Now, however, the hateful millions have an outlet. They wake up every hate-filled morning and rub their hands in glee, thinking about all the hateful messages they can send to everyone from their local doctor to the biggest movie stars in the country. They can offer advice on how to manage a Mars mission, scream at a cricketer for dating an actress, abuse women (always a favourite pastime for Indian ‘men’) for daring to speak their minds or, in my particular case, urge me to get out of the country because my ancestors supposedly damned their souls by converting to a foreign religion.
It’s easy to ignore this sort of blind hatred by attributing it to the power of anonymity that the Internet offers. The larger question, sadly, is about why that same anonymity has rarely been used for something good. The British actor Stephen Fry quit Twitter a few months ago after being attacked for some comments he made while hosting an award show.

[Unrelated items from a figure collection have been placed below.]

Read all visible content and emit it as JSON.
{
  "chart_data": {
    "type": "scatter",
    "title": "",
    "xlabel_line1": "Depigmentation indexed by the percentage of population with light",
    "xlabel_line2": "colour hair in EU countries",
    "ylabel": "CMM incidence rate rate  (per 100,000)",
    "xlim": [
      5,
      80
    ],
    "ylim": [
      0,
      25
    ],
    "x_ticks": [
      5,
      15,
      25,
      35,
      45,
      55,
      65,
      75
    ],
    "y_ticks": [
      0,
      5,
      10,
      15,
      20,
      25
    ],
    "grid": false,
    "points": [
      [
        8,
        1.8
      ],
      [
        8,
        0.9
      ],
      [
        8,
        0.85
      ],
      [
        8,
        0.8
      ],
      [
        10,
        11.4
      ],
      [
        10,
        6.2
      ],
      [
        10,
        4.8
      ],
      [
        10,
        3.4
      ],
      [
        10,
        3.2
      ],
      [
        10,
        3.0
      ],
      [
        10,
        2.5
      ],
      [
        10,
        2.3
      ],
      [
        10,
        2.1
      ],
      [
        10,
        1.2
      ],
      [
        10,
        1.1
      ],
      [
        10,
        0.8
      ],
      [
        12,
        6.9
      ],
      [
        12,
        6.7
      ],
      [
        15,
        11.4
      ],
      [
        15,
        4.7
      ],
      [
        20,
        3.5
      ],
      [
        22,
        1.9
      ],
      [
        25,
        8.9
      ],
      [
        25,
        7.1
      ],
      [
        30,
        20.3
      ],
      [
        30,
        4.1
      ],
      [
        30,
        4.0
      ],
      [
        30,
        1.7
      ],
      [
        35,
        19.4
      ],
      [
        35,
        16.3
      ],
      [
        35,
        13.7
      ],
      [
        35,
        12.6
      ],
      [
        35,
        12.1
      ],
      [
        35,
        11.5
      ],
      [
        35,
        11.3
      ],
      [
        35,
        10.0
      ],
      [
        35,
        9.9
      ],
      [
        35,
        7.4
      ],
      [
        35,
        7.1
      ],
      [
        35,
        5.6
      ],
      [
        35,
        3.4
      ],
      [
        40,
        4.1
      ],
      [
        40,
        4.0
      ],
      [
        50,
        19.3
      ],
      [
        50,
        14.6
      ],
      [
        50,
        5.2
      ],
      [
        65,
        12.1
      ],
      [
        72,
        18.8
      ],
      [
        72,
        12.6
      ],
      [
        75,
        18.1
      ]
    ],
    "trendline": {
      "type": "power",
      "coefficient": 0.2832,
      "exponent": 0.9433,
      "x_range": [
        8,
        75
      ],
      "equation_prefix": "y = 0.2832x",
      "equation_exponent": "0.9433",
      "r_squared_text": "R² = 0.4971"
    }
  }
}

He had quit in the past too, but said he was finally done with the platform for a simple reason: ‘The room had started to smell.’ He referred to it as ‘a stalking ground for the sanctimoniously self-righteous who love to second-guess, to leap to conclusions and be offended – worse, to be offended on behalf of others they do not even know.’ If that doesn’t sum up the state of social media in India, I don’t know what does.
Being offended by something is good, provided it is things worth getting offended about. We ought to be offended by corrupt politicians, for example, or inefficient employees at the BMC, or policemen who don’t file FIRs without a bribe, or railway stations that don’t have ambulances on stand-by, or the lack of hygiene at public hospitals. Those are things we should hate. Sadly, most of our countrymen are busy hating the wrong things.